Written By: Scott Erb
URL: http://faculty.umf.maine.edu/~erb/blog.htm
like you’re putting your hands over your ears and saying "Turkey did it, Britain did it, it can be done." The reality is that the conditions in which its likely to succeed are tough to achieve, and Iraq is far from there.

Yes I am, and you’re resposnding by saying, Nigeria didn’t achieve it so neither can Iraq?
This is too important to just be a political ’debate game.’
Well No Duh Doc....Oh I’m sorry I thought this was all about scoring rhetorical points, I’m glad you informed me that it was about an important real world situation...Just pull that pretensious bus over to the side of the road, there Bucko.

So EXACTLY what makes Iraq more like Nigeria and less like South Korea? Or Britain for that matter or the United States well into the 20th Century. Otherwise I think the response is to say you are merely placing your hands over your eyes and ears saying, "Nigeria failed and so will Iraq."
 
Written By: Joe
URL: http://
Iraq has: a) a divided society with religious cleavages that have created sectarian violence on the order of over a thousand dead a month; b) has massive corruption, ahead of even Nigeria and Russia; c) has the ’curse of resource wealth,’ where elites are driven to try to control that wealth to gain its benefits, and have it grease corruption (Sierra Leone was diamonds, Iraq and Nigeria its oil); d) lack a natural identity, having been part of a colonial empire; e) inherited from the Ottoman empire a political culture built on authoritarianism and anti-modernism; f) have a post-Ottoman heritage focused on authoritarianism, violence, and ethnic division; g) lack rule of law and bureaucratic accountability; h) are penetrated by influence from outside powers like the US and Iran who try to control its destiny; and i) are in a region full of violence and division.

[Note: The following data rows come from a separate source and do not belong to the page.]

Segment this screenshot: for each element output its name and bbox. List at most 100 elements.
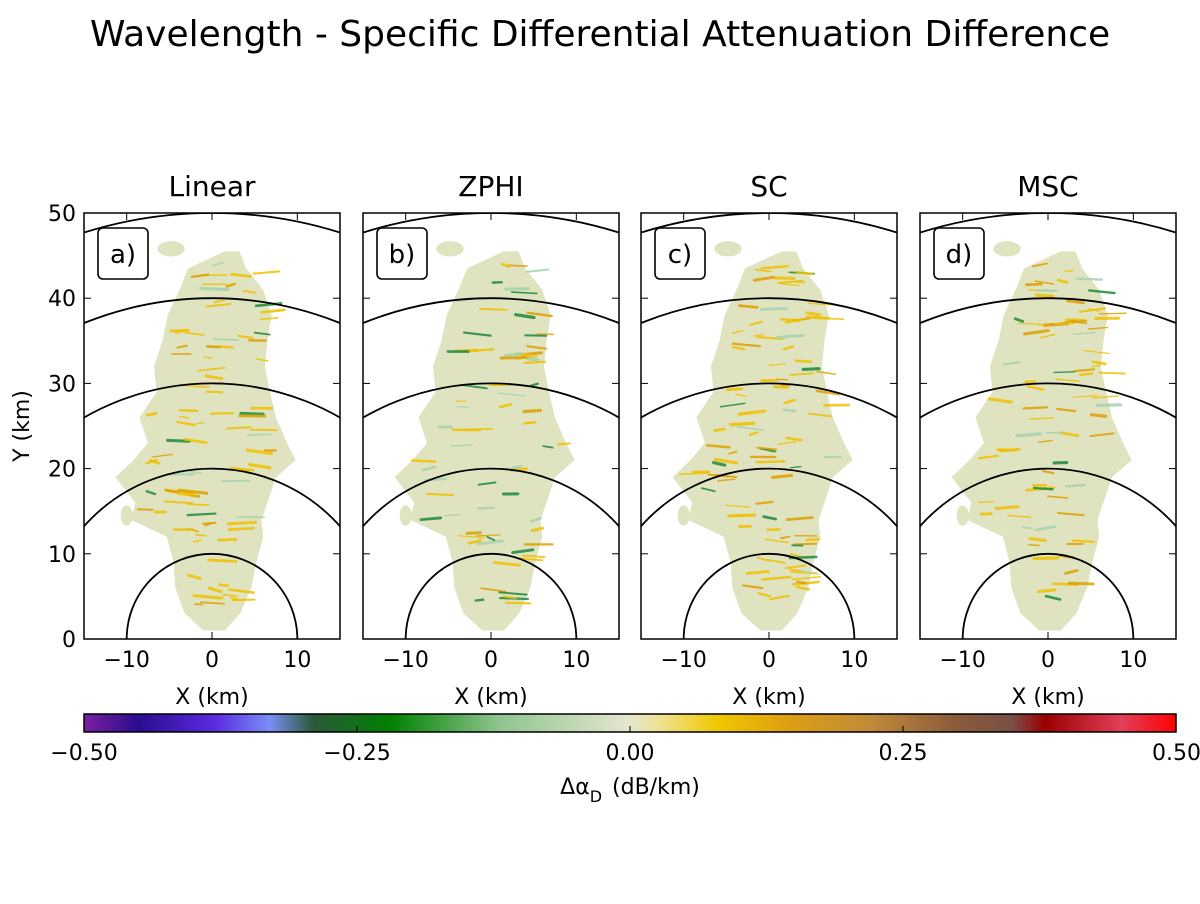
attenuation-streak xyxy=(452,445,472,446)
attenuation-streak xyxy=(525,362,545,363)
attenuation-streak xyxy=(1069,583,1093,584)
attenuation-streak xyxy=(806,539,819,540)
attenuation-streak xyxy=(761,308,786,309)
y-tick-label: 50 xyxy=(48,202,76,227)
x-tick-label: −10 xyxy=(103,648,149,673)
attenuation-streak xyxy=(559,443,570,444)
attenuation-streak xyxy=(219,540,236,541)
panel-title: Linear xyxy=(168,170,256,203)
echo-cell xyxy=(121,505,133,525)
attenuation-streak xyxy=(796,361,810,362)
echo-cell xyxy=(678,505,690,525)
attenuation-streak xyxy=(180,410,197,411)
attenuation-streak xyxy=(207,346,219,347)
attenuation-streak xyxy=(727,389,741,390)
echo-cell xyxy=(714,241,741,256)
echo-cell xyxy=(436,241,463,256)
attenuation-streak xyxy=(715,429,725,430)
attenuation-streak xyxy=(1077,279,1102,280)
attenuation-streak xyxy=(731,423,754,424)
y-tick-label: 40 xyxy=(48,287,76,312)
attenuation-streak xyxy=(1027,284,1042,285)
attenuation-streak xyxy=(508,265,527,266)
attenuation-streak xyxy=(1000,449,1019,450)
attenuation-streak xyxy=(1017,434,1041,436)
attenuation-streak xyxy=(1036,295,1052,296)
attenuation-streak xyxy=(1099,373,1125,374)
attenuation-streak xyxy=(777,335,803,337)
x-tick-label: 10 xyxy=(1119,648,1147,673)
attenuation-streak xyxy=(803,369,819,370)
attenuation-streak xyxy=(1024,407,1047,408)
attenuation-streak xyxy=(1034,488,1052,489)
echo-cell xyxy=(157,241,184,256)
panel-label: c) xyxy=(668,240,692,270)
attenuation-streak xyxy=(797,582,805,584)
echo-cell xyxy=(400,505,412,525)
attenuation-streak xyxy=(782,319,799,321)
attenuation-streak xyxy=(211,413,233,414)
attenuation-streak xyxy=(979,502,993,503)
x-axis-label: X (km) xyxy=(732,685,805,710)
attenuation-streak xyxy=(527,269,549,271)
attenuation-streak xyxy=(734,515,746,516)
x-tick-label: 0 xyxy=(484,648,498,673)
x-tick-label: 10 xyxy=(840,648,868,673)
x-tick-label: −10 xyxy=(660,648,706,673)
attenuation-streak xyxy=(213,339,238,340)
attenuation-streak xyxy=(528,359,538,360)
attenuation-streak xyxy=(798,282,805,283)
x-axis-label: X (km) xyxy=(175,685,248,710)
attenuation-streak xyxy=(506,289,528,290)
attenuation-streak xyxy=(501,358,525,359)
attenuation-streak xyxy=(458,407,470,408)
attenuation-streak xyxy=(1018,323,1039,324)
attenuation-streak xyxy=(228,522,255,524)
attenuation-streak xyxy=(1066,485,1084,486)
x-tick-label: 10 xyxy=(283,648,311,673)
attenuation-streak xyxy=(1039,590,1055,592)
x-tick-label: 0 xyxy=(1041,648,1055,673)
colorbar-tick-label: −0.25 xyxy=(323,741,390,766)
y-tick-label: 20 xyxy=(48,458,76,483)
attenuation-streak xyxy=(421,518,441,520)
echo-cell xyxy=(993,241,1020,256)
panel-title: ZPHI xyxy=(458,170,523,203)
figure-title: Wavelength - Specific Differential Atten… xyxy=(90,14,1110,55)
attenuation-streak xyxy=(197,423,204,424)
attenuation-streak xyxy=(478,508,494,509)
attenuation-streak xyxy=(524,410,540,411)
attenuation-streak xyxy=(209,560,236,561)
attenuation-streak xyxy=(138,509,153,510)
attenuation-streak xyxy=(757,461,785,462)
x-tick-label: −10 xyxy=(382,648,428,673)
attenuation-streak xyxy=(254,271,280,273)
attenuation-streak xyxy=(1047,432,1063,433)
x-tick-label: 0 xyxy=(205,648,219,673)
y-axis-label: Y (km) xyxy=(10,390,35,463)
attenuation-streak xyxy=(506,603,530,604)
attenuation-streak xyxy=(412,460,435,461)
attenuation-streak xyxy=(996,507,1018,509)
attenuation-streak xyxy=(188,504,209,505)
colorbar-tick-label: 0.25 xyxy=(879,741,928,766)
attenuation-streak xyxy=(747,571,768,573)
attenuation-streak xyxy=(513,466,521,468)
panel-title: MSC xyxy=(1017,170,1078,203)
attenuation-streak xyxy=(179,494,189,495)
attenuation-streak xyxy=(784,410,795,411)
attenuation-streak xyxy=(188,514,216,516)
attenuation-streak xyxy=(241,414,263,415)
attenuation-streak xyxy=(1091,415,1105,417)
y-tick-label: 0 xyxy=(62,628,76,653)
colorbar-tick-label: −0.50 xyxy=(50,741,117,766)
panel-title: SC xyxy=(750,170,787,203)
attenuation-streak xyxy=(196,535,206,536)
attenuation-streak xyxy=(524,422,535,423)
colorbar-tick-label: 0.50 xyxy=(1152,741,1200,766)
attenuation-streak xyxy=(147,413,156,415)
attenuation-streak xyxy=(201,288,229,289)
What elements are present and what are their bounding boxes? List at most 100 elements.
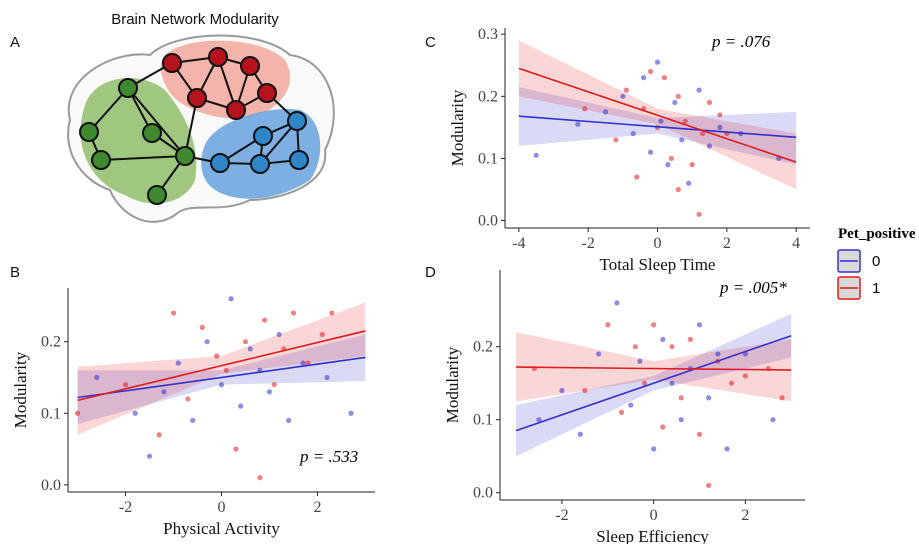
x-axis-label: Physical Activity [163, 519, 280, 538]
y-tick-label: 0.1 [473, 412, 493, 429]
point [170, 310, 177, 316]
point [577, 431, 583, 437]
point [686, 180, 692, 186]
point [305, 360, 311, 366]
point [706, 143, 713, 149]
panel-label: B [10, 264, 20, 281]
y-axis-label: Modularity [443, 346, 462, 423]
point [717, 112, 723, 118]
point [647, 68, 654, 75]
x-tick-label: -4 [512, 235, 525, 252]
diagram-title: Brain Network Modularity [111, 11, 279, 28]
point [660, 424, 666, 430]
legend-label: 0 [872, 253, 880, 270]
point [146, 453, 153, 459]
point [223, 367, 229, 373]
x-tick-label: 0 [654, 235, 662, 252]
x-tick-label: 2 [741, 507, 749, 524]
annotation: p = .076 [711, 32, 771, 51]
point [247, 346, 253, 352]
y-tick-label: 0.1 [41, 405, 61, 422]
panel-label: D [425, 264, 436, 281]
fit-line [77, 356, 366, 399]
x-tick-label: -2 [555, 507, 568, 524]
point [634, 174, 640, 180]
point [74, 410, 81, 416]
nodes [79, 47, 309, 205]
point [706, 395, 712, 401]
point [286, 417, 292, 424]
x-tick-label: -2 [582, 235, 595, 252]
y-tick-label: 0.0 [41, 477, 61, 494]
point [214, 353, 220, 359]
point [724, 446, 730, 452]
point [218, 382, 225, 388]
y-tick-label: 0.2 [478, 88, 498, 105]
panel-label: A [10, 34, 20, 51]
point [204, 339, 210, 345]
point [582, 106, 588, 112]
x-tick-label: 2 [723, 235, 731, 252]
point [620, 93, 626, 99]
fit-line [518, 115, 797, 139]
point [632, 344, 638, 350]
x-axis-label: Sleep Efficiency [596, 527, 709, 544]
point [729, 380, 735, 386]
point [689, 162, 695, 168]
point [276, 331, 282, 338]
point [675, 186, 681, 193]
point [668, 155, 674, 162]
point [582, 387, 588, 394]
fit-line [77, 330, 366, 402]
point [156, 432, 162, 438]
point [628, 402, 634, 408]
y-axis-label: Modularity [448, 89, 467, 166]
point [238, 403, 244, 409]
point [257, 475, 263, 481]
y-tick-label: 0.1 [478, 150, 498, 167]
point [185, 396, 191, 402]
point [779, 395, 785, 401]
legend-title: Pet_positive [838, 226, 916, 242]
point [319, 331, 325, 338]
point [618, 409, 625, 415]
point [658, 118, 664, 124]
annotation: p = .533 [299, 447, 358, 466]
point [682, 118, 688, 124]
point [324, 374, 330, 381]
point [715, 351, 721, 357]
confidence-band [516, 313, 792, 457]
point [637, 358, 643, 364]
point [559, 387, 565, 394]
point [614, 300, 620, 306]
point [228, 296, 234, 302]
confidence-band [77, 334, 366, 424]
point [300, 360, 306, 366]
point [654, 59, 661, 65]
point [687, 336, 693, 342]
point [533, 152, 539, 158]
point [672, 99, 678, 106]
point [651, 322, 657, 328]
point [94, 374, 100, 381]
point [770, 417, 776, 423]
fit-line [518, 67, 797, 163]
point [641, 380, 648, 386]
point [678, 395, 684, 401]
x-tick-label: 0 [218, 499, 226, 516]
y-tick-label: 0.3 [478, 26, 498, 43]
point [661, 75, 668, 81]
point [641, 75, 647, 81]
point [161, 389, 167, 395]
y-tick-label: 0.0 [478, 213, 498, 230]
x-axis-label: Total Sleep Time [600, 255, 716, 274]
x-tick-label: 4 [792, 235, 800, 252]
point [696, 431, 703, 437]
point [266, 389, 273, 395]
point [623, 87, 629, 93]
point [669, 344, 675, 350]
annotation: p = .005* [719, 278, 787, 297]
legend-label: 1 [872, 280, 880, 297]
point [132, 410, 138, 416]
fit-line [516, 366, 792, 371]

Nigeria was given independence by Britain in 1960. It was given a constitution designed for its conditions, a bureaucracy trained by the British, and had elections and a transition period designed to make it a jewel of Africa, with oil wealth and an educated elite. But without a stable political culture understanding what it takes to make democracy function, corruption, ethnic differences, and an incompetent government/bureaucracy led Nigeria into civil war within seven years. Since then it’s had brutal dictatorships, and now is on its third attempt at democracy, but one that is not doing well (and probably only surviving because there is enough oil wealth to keep people relatively in line). This are tough issues to overcome for Iraq. It is possible, but we have to be VERY patient — as in generational change, not a few years — and recognize that we can’t expect other societies to think like us when their cultural and historical context is very different.

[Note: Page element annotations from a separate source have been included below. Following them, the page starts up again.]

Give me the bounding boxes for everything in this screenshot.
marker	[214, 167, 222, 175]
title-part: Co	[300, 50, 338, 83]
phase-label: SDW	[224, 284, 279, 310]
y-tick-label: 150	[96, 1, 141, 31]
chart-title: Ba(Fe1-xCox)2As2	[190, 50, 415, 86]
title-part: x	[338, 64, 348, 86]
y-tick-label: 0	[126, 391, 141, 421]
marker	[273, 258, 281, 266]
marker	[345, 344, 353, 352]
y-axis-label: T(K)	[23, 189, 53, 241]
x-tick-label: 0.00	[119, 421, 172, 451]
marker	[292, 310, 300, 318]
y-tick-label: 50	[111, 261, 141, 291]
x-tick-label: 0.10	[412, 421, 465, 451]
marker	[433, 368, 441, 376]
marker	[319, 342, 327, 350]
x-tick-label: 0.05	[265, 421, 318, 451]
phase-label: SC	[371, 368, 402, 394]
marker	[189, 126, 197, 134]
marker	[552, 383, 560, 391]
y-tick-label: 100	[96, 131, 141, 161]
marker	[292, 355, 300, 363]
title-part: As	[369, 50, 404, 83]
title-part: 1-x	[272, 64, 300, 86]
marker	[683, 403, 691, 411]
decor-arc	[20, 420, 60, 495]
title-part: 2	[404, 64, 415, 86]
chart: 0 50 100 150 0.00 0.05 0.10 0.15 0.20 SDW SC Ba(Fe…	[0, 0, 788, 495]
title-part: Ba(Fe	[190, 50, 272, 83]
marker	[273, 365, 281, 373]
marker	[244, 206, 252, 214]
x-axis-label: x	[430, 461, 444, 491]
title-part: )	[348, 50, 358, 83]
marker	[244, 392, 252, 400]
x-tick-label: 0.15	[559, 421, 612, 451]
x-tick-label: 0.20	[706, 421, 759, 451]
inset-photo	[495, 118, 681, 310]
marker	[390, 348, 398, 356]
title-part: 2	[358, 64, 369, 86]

You’ve been ignoring these points, and when you bring up Korea or Turkey, you give no reason why they mean anything to this discussion. I’ve been giving you real reasons why based on theories of economic and political development, one has to be pessimistic and cynical about Iraqi chances. That doesn’t mean we give up, but it might require we take a much longer term view, and recognize the pitfalls — these are not problems that can be solved through military means, especially given the limits in American military involvement at this point. Basra is a good example of what one can expect given conditions in Iraq, and they were for awhile an example of what was considered success.

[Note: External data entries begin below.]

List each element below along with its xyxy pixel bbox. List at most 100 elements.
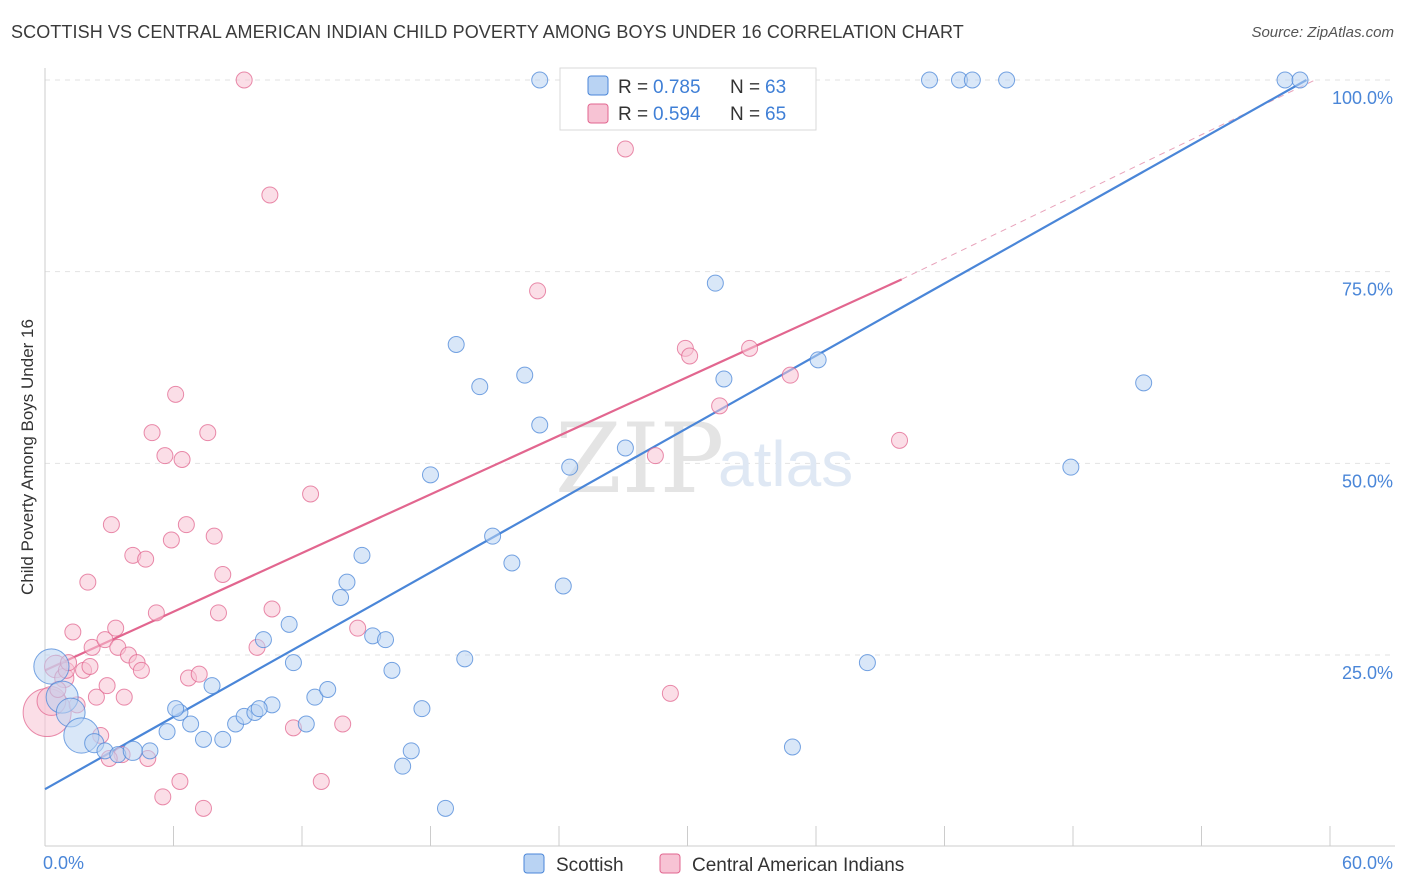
scottish-point [516, 366, 534, 384]
scottish-point [394, 757, 412, 775]
top-legend: R = 0.785 N = 63 R = 0.594 N = 65 [559, 67, 817, 131]
scottish-point [297, 715, 315, 733]
watermark: ZIP atlas [555, 403, 853, 515]
central-point [190, 665, 208, 683]
scottish-point [402, 742, 420, 760]
central-point [147, 604, 165, 622]
scottish-point [456, 650, 474, 668]
central-point [741, 339, 759, 357]
central-point [646, 447, 664, 465]
legend-r-label-scottish: R = [618, 77, 648, 98]
central-point [891, 431, 909, 449]
legend-r-scottish: 0.785 [653, 77, 701, 98]
central-point [334, 715, 352, 733]
scottish-point [998, 71, 1016, 89]
central-point [199, 424, 217, 442]
central-point [781, 366, 799, 384]
trend-lines [44, 79, 1316, 791]
legend-n-label-scottish: N = [730, 77, 760, 98]
legend-n-label-central: N = [730, 104, 760, 125]
scottish-point [280, 615, 298, 633]
scottish-point [921, 71, 939, 89]
central-point [349, 619, 367, 637]
central-point [102, 516, 120, 534]
x-tick-label: 0.0% [43, 853, 84, 873]
central-point [132, 661, 150, 679]
scottish-point [182, 715, 200, 733]
y-tick-label: 50.0% [1342, 471, 1393, 491]
central-point [302, 485, 320, 503]
scottish-point [1291, 71, 1309, 89]
scottish-point [413, 700, 431, 718]
scottish-point [561, 458, 579, 476]
scottish-point [809, 351, 827, 369]
central-point [616, 140, 634, 158]
scottish-point [447, 336, 465, 353]
legend-swatch-scottish [587, 75, 609, 96]
scottish-point [167, 700, 185, 718]
scottish-point [383, 661, 401, 679]
scottish-point [254, 631, 272, 649]
scottish-point [338, 573, 356, 591]
central-point [177, 516, 195, 534]
scottish-point [963, 71, 981, 89]
scottish-point [436, 799, 454, 817]
scottish-point [284, 654, 302, 672]
y-tick-label: 25.0% [1342, 663, 1393, 683]
scottish-point [858, 654, 876, 672]
central-point [171, 773, 189, 790]
data-points [22, 71, 1309, 817]
chart-source: Source: ZipAtlas.com [1251, 24, 1394, 41]
scottish-point [250, 700, 268, 718]
central-point [661, 684, 679, 702]
scottish-point [194, 730, 212, 748]
scottish-point [783, 738, 801, 756]
scottish-point [306, 688, 324, 706]
legend-swatch-central [587, 103, 609, 124]
central-point [205, 527, 223, 545]
central-point [263, 600, 281, 618]
scottish-point [471, 378, 489, 396]
scottish-point [531, 71, 549, 89]
scottish-point [531, 416, 549, 434]
trend-line-central [44, 278, 903, 672]
central-point [96, 631, 114, 649]
bottom-legend: Scottish Central American Indians [523, 853, 904, 876]
bottom-legend-label-scottish: Scottish [556, 855, 624, 876]
scottish-point [33, 648, 70, 685]
central-point [64, 623, 82, 641]
central-point [115, 688, 133, 706]
central-point [173, 451, 191, 468]
watermark-atlas: atlas [718, 428, 853, 500]
scottish-point [422, 466, 439, 484]
central-point [79, 573, 97, 591]
scottish-point [706, 274, 724, 292]
central-point [261, 186, 279, 204]
central-point [137, 550, 155, 568]
central-point [162, 531, 180, 549]
central-point [681, 347, 699, 365]
trend-line-scottish [44, 79, 1307, 791]
central-point [156, 447, 174, 465]
central-point [81, 658, 99, 675]
scottish-point [554, 577, 572, 595]
central-point [214, 566, 232, 583]
legend-n-central: 65 [765, 104, 786, 125]
central-point [167, 385, 185, 403]
scottish-point [1062, 458, 1080, 476]
bottom-legend-swatch-central [659, 853, 681, 874]
scottish-point [158, 723, 176, 741]
legend-r-central: 0.594 [653, 104, 701, 125]
tick-labels: 25.0% 50.0% 75.0% 100.0% 0.0% 60.0% [43, 88, 1393, 873]
legend-r-label-central: R = [618, 104, 648, 125]
scottish-point [503, 554, 521, 572]
central-point [711, 397, 729, 415]
central-point [529, 282, 547, 300]
watermark-zip: ZIP [555, 403, 724, 515]
scottish-point [122, 740, 143, 761]
chart-title: SCOTTISH VS CENTRAL AMERICAN INDIAN CHIL… [11, 22, 964, 42]
scottish-point [1276, 71, 1294, 89]
central-point [235, 71, 253, 89]
y-axis-title: Child Poverty Among Boys Under 16 [18, 319, 37, 595]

Reality defies illusions. Look at all the illusions pre-war: greeted as liberators, oil revenues pay for reconstruction, Iraq quickly a model democracy for the region, pressure on Syria and Iran to change with American bases in Iraq helping us influence the region...those illusions were shattered by the insurgency and political differences that has turned Iraq into one of the most dangerous and deadly places on the planet. Learn the lessons of those failed illusions, learn that what we think should happen — and what we can build scenarios for believing it will happen — won’t happen if the conditions on the ground and in the political culture do not allow it.